CAT is indeed a good thing to look at. But there are some important caveats 1) unless you have a very small number of cores, it's not possible to reserve a cache slice for all programs running (some slices are shared for things like DDIO), 2) it's still not possible to lock some specific data in the cache because any collision will replace the data 3) the slices are kinda big, so it's hard to be properly fine grained.
Basically, CAT just prevents other processes from stealing all the cache. It does that by reserving ways (as in the cache associativity meaning)
1) fully agreed but most HFT apps with the exception of really simple ones like market data feed handlers which can easily fit their working set into L2 anyway will be the only thing running on a host
2) mutual cache eviction by hash collisions is solvable with a number of tricks (although those methods are not easy and often wasteful). The "DDIO slice" issue used to be a problem back when Intel used ring topology for LLC. These days they are built as a mesh thus minimizing this effect.
3) CAT doesn't recognize threads or processes.
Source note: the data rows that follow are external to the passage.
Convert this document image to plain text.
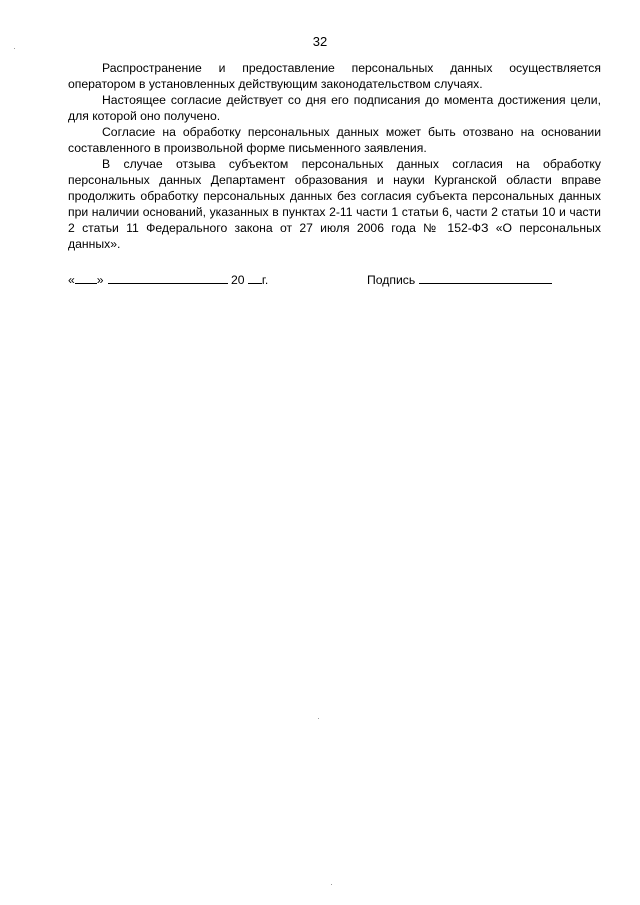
32

Распространение и предоставление персональных данных осуществляется оператором в установленных действующим законодательством случаях.

Настоящее согласие действует со дня его подписания до момента достижения цели, для которой оно получено.

Согласие на обработку персональных данных может быть отозвано на основании составленного в произвольной форме письменного заявления.

В случае отзыва субъектом персональных данных согласия на обработку персональных данных Департамент образования и науки Курганской области вправе продолжить обработку персональных данных без согласия субъекта персональных данных при наличии оснований, указанных в пунктах 2-11 части 1 статьи 6, части 2 статьи 10 и части 2 статьи 11 Федерального закона от 27 июля 2006 года № 152-ФЗ «О персональных данных».

« »	20 г.	Подпись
COS (class of service) uses CPU cores for way-of-cache assignments
Recent micro-architectures like SKX or CLX have 11 ways of L3 and what often happens is 1-2 ways get assigned to cpu0 for non latency-critical workloads while the rest are assigned to latency-sensitive, isolated cores usually running a single user space thread each.
2) Agreed about the solvability and difficulty of avoiding cache collisions.
DDIO must write its data somewhere in the L3 cache. It ends up in the shareable slice. So either you're okay with sharing your cache or cannot use these slices if you want exclusive access for your processes. That was my point.
3) CAT does not recognize processes but resctl does. Feels we're kinda nitpicking here...
Last of your point: Agree, that gives you 9ish usable slices which is not very much depending on the number of cores. That was my point I was trying to make.
3) resctl just uses COS under the hood. The same limitation applies
> Yeah, that gives you 9ish usable slices which is not very much. Again that was my point
This is 9 ways that you can use for your latency-sensitive workloads exclusively. This is MUCH better than letting all that LLC get trashed by non-critical processes/threads. Typically after applying such partitioning we've observed a 15-20% speed up in our apps.
In my area shaving off a few micros that way is a huge deal and definitely worth spending a couple of minutes implementing.